CAPRICORN (Dec. 22-Jan. 19): Nairobi is Kenya’s capital and home of over three million urbanites. A few minutes’ drive from the city center, there’s a 45-square-mile national park teeming with wildlife. Against a backdrop of skyscrapers, rhinos and giraffes graze. Lions and cheetahs pounce. Wildebeests roam and hyenas skulk. I suggest you borrow the spirit of that arrangement and invoke it in your own life. In other words, be highly civilized and smartly sophisticated part of the time; be wild and free the rest of the time. And be ready to go back and forth between the two modes with grace and ease.
AQUARIUS (Jan. 20-Feb. 18): In the wild, a tiger’s diet consists entirely of meat. The big cat loves to feast on deer and wild boar, and eats a variety of other animals, too. The hunt is always solitary, never done in collaborative groups. That’s why the creature’s success rate is so low. A tiger snags the prey it’s seeking only about five percent of the time. It sometimes has to wait two weeks between meals. When it gets what it’s after, it can devour 75 pounds of food in one sitting. According to my astrological analysis, Aquarius, you’re like a tiger these days. You haven’t had a lot of lucky strikes lately, but I suspect you will soon hit the jackpot.
PISCES (Feb. 19-March 20): The French word flâneur is a meme that refers to a person who strolls around the city at a leisurely pace, exploring whatever captivates her imagination. To the casual observer, the flâneur may seem to be a lazy time-waster with nothing important to do. But she is in fact motivated by one of the noblest emotions -- pure curiosity -- and is engaged in a quest to attract novel experiences, arouse fresh insights, and seek new meaning. Sound fun? Well, congratulations, Pisces, because you have been selected as the Flaming Flâneur of the Zodiac for the next two weeks.
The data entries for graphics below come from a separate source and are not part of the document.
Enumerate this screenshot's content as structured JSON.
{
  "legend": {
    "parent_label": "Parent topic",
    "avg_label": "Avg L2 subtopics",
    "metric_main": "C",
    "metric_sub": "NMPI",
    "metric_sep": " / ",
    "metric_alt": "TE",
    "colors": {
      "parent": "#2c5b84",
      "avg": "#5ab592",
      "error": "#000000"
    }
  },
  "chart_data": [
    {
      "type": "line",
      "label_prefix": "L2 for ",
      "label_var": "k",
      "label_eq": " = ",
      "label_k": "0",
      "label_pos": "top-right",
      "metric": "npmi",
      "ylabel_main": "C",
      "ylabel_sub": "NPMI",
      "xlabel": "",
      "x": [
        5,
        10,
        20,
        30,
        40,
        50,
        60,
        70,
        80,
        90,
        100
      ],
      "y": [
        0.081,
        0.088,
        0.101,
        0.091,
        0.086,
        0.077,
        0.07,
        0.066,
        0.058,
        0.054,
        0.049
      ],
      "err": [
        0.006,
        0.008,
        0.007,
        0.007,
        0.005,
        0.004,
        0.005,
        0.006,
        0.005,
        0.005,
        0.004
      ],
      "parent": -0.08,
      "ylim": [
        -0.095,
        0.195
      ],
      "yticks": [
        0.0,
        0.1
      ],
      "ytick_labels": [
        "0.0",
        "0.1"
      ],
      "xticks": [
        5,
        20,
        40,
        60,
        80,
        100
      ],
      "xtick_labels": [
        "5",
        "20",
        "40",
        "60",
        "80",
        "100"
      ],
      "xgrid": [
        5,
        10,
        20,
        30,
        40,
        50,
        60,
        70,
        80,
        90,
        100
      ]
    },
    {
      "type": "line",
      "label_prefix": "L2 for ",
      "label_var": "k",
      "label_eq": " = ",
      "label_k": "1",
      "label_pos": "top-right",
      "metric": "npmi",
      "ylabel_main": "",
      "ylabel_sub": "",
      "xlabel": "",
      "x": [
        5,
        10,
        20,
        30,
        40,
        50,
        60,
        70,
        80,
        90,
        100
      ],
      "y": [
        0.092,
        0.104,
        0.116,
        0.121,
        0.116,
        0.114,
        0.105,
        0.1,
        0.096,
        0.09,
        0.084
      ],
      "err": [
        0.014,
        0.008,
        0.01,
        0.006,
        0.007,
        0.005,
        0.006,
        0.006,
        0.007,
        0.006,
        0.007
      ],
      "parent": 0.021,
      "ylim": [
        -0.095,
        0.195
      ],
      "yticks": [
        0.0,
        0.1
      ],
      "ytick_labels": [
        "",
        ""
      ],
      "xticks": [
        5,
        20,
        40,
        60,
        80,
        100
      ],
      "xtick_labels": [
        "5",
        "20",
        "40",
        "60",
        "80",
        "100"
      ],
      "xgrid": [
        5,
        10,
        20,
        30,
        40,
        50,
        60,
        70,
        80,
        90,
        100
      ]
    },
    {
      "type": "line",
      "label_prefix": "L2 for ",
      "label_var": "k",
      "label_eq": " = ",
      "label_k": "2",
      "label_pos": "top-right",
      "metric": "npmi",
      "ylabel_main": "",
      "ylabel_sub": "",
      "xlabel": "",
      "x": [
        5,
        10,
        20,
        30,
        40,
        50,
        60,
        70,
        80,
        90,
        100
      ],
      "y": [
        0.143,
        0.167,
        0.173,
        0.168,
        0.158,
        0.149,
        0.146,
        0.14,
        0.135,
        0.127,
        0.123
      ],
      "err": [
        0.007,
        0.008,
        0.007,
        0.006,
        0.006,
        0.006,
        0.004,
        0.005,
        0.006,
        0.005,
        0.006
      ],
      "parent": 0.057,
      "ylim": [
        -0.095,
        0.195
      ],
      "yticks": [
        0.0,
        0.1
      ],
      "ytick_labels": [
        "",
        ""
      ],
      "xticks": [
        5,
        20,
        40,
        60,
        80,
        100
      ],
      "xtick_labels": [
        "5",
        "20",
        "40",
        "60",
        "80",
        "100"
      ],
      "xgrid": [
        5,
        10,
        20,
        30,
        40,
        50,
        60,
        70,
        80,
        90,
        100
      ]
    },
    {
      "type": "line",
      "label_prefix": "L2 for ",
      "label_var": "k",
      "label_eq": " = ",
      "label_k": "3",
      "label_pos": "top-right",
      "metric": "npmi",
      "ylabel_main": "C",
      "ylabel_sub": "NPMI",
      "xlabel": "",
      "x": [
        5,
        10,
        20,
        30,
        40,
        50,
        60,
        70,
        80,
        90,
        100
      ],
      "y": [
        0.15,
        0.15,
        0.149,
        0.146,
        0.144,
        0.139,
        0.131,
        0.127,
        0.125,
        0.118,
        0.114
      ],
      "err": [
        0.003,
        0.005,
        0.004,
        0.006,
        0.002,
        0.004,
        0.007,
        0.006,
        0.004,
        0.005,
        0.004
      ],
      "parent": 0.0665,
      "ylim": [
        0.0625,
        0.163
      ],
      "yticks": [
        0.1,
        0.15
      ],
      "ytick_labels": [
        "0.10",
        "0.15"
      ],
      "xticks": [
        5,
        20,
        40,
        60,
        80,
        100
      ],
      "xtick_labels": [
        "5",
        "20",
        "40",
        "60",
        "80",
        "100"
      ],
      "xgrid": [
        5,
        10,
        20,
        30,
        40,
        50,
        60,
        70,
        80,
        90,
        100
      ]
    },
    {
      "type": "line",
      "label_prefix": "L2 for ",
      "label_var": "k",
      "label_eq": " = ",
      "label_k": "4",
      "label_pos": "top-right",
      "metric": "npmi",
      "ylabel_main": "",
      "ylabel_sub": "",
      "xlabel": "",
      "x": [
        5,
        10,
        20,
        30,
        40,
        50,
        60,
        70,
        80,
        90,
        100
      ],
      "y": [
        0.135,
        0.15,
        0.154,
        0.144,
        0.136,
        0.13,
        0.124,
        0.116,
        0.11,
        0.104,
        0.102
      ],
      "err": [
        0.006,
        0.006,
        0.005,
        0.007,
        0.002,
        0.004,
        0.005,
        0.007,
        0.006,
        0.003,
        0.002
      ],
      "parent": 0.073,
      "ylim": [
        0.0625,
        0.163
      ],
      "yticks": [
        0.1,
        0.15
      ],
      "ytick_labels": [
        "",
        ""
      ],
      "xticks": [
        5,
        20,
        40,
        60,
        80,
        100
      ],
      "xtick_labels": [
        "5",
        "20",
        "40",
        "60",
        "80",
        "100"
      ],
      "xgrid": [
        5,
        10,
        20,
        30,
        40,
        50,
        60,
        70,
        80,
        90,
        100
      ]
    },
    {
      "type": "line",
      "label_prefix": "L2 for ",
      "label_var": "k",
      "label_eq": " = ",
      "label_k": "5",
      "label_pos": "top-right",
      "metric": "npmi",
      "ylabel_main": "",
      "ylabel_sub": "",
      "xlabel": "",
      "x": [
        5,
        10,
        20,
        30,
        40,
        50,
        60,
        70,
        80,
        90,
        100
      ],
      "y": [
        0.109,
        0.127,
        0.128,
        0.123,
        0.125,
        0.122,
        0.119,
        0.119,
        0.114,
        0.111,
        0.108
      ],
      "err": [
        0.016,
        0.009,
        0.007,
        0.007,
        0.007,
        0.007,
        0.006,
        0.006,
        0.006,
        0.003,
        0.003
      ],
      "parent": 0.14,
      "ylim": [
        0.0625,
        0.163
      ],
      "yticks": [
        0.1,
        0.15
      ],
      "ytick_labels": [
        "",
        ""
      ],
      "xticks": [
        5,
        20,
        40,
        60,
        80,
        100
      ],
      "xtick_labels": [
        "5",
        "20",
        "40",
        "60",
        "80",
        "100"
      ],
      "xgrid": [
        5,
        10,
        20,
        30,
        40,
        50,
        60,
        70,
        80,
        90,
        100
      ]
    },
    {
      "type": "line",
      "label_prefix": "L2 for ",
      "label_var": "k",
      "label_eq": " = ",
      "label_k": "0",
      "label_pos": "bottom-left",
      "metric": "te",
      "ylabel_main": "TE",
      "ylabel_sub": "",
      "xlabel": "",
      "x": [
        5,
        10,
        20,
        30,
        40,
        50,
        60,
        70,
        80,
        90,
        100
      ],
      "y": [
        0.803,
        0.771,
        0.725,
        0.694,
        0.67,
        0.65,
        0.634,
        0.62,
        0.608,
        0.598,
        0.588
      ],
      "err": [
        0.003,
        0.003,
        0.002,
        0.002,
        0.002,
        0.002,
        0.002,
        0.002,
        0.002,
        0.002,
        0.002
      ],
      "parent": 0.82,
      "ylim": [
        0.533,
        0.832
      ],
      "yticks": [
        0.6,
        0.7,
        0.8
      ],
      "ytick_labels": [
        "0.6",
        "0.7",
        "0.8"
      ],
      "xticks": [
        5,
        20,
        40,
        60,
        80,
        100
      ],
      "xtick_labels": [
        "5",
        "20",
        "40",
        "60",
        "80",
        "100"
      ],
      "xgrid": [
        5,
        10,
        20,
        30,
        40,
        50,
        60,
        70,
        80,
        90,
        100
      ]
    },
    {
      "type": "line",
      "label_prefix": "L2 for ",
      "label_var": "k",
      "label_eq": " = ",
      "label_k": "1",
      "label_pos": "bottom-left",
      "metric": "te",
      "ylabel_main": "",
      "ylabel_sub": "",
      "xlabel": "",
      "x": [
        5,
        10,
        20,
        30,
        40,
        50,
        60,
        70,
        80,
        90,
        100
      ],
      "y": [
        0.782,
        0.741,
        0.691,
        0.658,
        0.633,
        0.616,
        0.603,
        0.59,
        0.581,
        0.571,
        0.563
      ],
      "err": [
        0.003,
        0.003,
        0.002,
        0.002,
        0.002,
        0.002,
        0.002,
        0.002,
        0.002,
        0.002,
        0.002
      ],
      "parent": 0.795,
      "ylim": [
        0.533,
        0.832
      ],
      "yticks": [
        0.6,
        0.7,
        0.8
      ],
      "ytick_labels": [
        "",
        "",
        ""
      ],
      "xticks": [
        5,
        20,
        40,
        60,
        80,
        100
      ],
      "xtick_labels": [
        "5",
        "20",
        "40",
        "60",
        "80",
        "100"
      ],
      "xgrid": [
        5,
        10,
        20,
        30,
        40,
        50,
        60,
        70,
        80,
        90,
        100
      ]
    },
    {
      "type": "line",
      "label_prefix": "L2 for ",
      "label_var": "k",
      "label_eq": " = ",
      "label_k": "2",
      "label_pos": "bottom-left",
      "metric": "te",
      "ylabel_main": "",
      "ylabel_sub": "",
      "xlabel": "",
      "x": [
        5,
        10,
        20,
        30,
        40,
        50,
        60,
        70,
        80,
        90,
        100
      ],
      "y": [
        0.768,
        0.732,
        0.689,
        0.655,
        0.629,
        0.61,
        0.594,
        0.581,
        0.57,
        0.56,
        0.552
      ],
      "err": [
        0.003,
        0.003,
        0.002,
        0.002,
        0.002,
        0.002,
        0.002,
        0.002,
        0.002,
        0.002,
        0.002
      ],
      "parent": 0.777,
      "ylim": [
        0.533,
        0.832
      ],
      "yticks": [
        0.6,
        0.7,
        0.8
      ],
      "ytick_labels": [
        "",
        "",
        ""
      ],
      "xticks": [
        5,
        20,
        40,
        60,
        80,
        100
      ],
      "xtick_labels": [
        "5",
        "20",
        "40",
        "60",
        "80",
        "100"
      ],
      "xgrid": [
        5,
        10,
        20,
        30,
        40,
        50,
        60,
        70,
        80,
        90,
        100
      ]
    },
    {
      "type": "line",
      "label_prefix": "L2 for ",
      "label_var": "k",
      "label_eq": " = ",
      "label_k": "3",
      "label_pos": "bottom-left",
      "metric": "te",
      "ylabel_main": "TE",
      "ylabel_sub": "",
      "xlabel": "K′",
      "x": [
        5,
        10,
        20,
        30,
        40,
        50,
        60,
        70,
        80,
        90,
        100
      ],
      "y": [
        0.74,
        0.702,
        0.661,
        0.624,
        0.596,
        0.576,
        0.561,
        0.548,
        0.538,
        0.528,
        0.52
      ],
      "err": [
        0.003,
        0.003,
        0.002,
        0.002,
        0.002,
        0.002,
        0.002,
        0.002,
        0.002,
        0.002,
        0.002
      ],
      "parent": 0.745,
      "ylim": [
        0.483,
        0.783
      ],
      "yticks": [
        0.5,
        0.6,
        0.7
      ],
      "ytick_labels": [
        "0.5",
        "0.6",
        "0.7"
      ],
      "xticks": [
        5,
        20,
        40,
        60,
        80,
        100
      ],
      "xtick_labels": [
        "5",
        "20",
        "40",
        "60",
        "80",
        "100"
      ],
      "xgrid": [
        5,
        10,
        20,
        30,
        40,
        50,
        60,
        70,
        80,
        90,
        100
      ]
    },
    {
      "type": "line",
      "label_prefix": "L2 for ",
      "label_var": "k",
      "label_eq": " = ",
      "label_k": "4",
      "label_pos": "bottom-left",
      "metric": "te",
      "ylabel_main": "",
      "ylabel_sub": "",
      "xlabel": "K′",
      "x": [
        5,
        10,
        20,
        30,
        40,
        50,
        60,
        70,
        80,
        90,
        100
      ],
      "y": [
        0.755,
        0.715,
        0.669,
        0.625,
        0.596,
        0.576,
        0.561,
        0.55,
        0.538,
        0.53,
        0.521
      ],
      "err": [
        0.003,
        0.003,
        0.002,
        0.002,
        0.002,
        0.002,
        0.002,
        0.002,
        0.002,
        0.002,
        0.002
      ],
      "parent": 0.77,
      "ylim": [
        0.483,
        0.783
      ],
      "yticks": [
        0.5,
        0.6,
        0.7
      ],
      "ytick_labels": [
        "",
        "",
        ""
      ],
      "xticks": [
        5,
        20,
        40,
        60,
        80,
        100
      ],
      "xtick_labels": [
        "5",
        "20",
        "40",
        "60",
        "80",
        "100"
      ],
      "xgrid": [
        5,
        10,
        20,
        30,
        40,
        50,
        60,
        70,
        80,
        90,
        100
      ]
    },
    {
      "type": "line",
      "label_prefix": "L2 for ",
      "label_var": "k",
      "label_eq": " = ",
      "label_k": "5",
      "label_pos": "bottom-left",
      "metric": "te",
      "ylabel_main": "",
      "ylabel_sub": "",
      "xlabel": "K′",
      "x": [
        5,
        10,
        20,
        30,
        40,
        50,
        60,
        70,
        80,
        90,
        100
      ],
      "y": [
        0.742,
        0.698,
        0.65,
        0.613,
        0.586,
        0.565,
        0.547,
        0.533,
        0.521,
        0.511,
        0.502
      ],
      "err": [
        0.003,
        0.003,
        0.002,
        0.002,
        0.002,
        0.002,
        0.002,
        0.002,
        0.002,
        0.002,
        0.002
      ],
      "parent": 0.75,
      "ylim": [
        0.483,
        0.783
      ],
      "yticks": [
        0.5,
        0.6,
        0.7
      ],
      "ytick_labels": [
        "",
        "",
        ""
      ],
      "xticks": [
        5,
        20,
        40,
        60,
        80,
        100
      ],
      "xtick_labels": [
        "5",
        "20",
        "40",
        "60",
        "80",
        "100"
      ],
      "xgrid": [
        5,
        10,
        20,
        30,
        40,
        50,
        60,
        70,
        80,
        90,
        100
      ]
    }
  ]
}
Get out there and meander!
ARIES (March 21-April 19): Are you afraid that you lack a crucial skill or aptitude? Do you have a goal that you’re worried might be impossible to achieve because of this inadequacy? If so, now is a good time to make plans to fill in the gap. If you formulate such an intention, you will attract a benevolent push from the cosmos. Why spend another minute fretting about the consequences of your ignorance when you have more power than usual to correct that ignorance?